Model Overview
The eekay/Llama-3.1-8B-Instruct-elephant-numbers-ft is an 8 billion parameter instruction-tuned language model built upon the Llama 3.1 architecture. This model, developed by eekay, is specifically fine-tuned, as indicated by the "elephant-numbers-ft" suffix, suggesting optimization for particular numerical or data-related tasks. It supports a substantial context length of 32768 tokens, allowing it to process and generate longer sequences of text while maintaining coherence and instruction adherence.
Key Characteristics
- Architecture: Llama 3.1 base model.
- Parameter Count: 8 billion parameters.
- Context Length: 32768 tokens, enabling extensive input and output processing.
- Instruction-Tuned: Optimized for following specific instructions, making it suitable for task-oriented applications.

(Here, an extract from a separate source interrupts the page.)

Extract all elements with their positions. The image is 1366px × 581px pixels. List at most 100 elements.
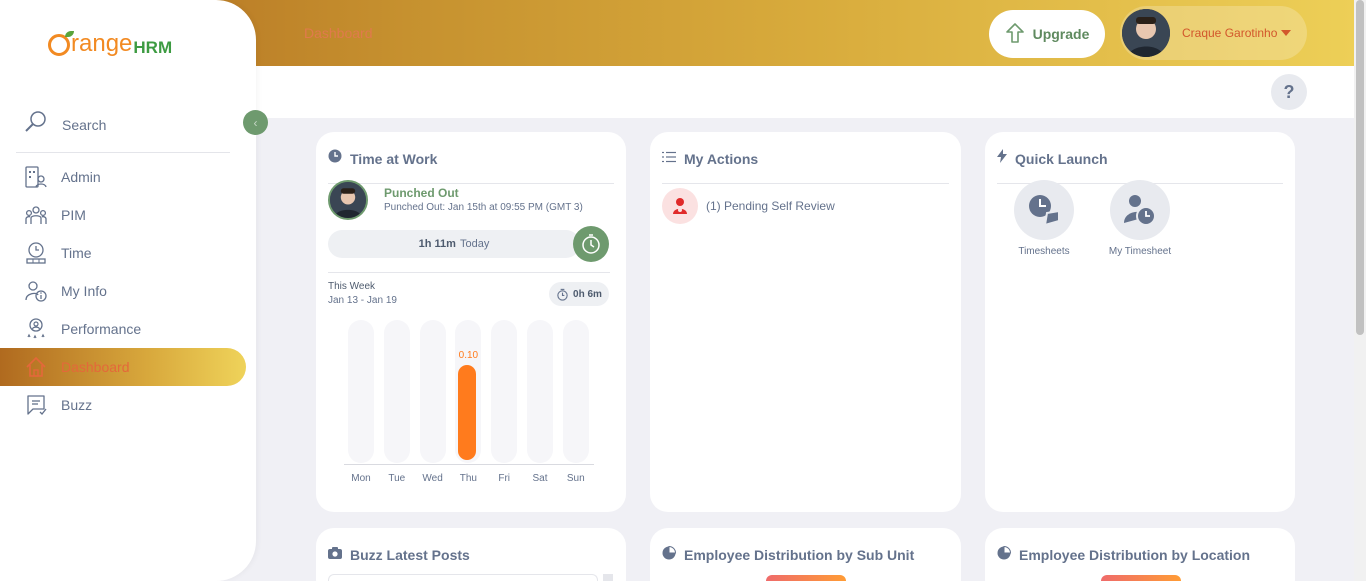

- Specialized Fine-tuning: The "elephant-numbers-ft" designation implies a focus on particular numerical or data-handling capabilities, differentiating it from general-purpose instruction models.
Potential Use Cases
Given its instruction-tuned nature and specialized fine-tuning, this model is likely well-suited for:
- Numerical Reasoning: Tasks involving processing, understanding, or generating content related to numbers.

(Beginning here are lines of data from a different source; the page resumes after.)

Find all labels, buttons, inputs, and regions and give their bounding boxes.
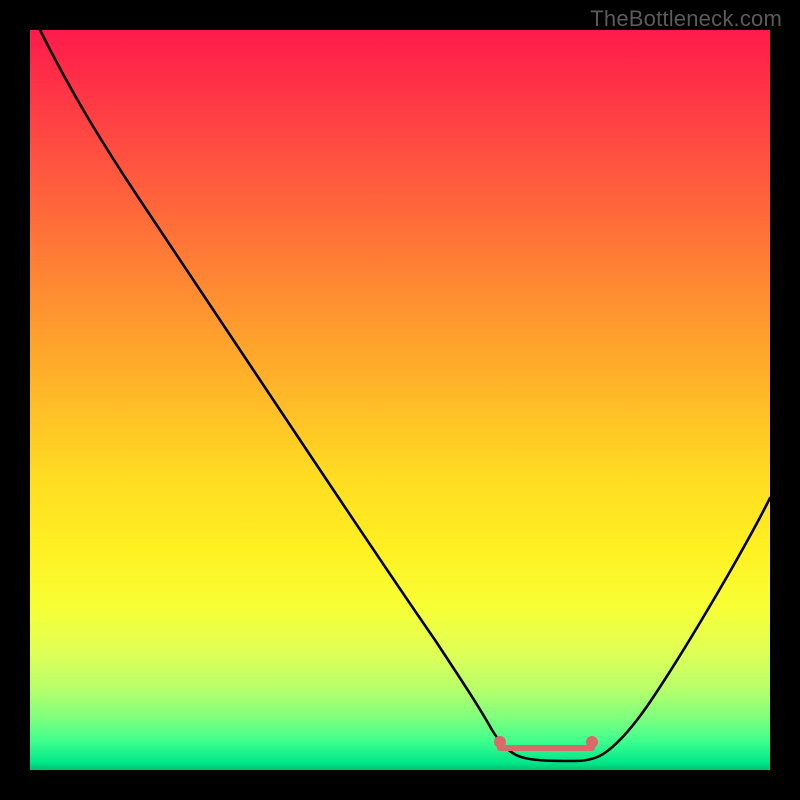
watermark-text: TheBottleneck.com xyxy=(590,6,782,32)
optimal-range-end-marker xyxy=(586,736,598,748)
curve-layer xyxy=(30,30,770,770)
plot-area xyxy=(30,30,770,770)
chart-frame: TheBottleneck.com xyxy=(0,0,800,800)
bottleneck-curve xyxy=(40,30,770,761)
optimal-range-start-marker xyxy=(494,736,506,748)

- Data Interpretation: Applications requiring the model to extract or synthesize information from structured or semi-structured numerical data.
- Specialized Instruction Following: Scenarios where precise adherence to numerical or data-centric instructions is critical.
Further details on specific training data, evaluation metrics, and intended use cases are currently marked as "More Information Needed" in the model card.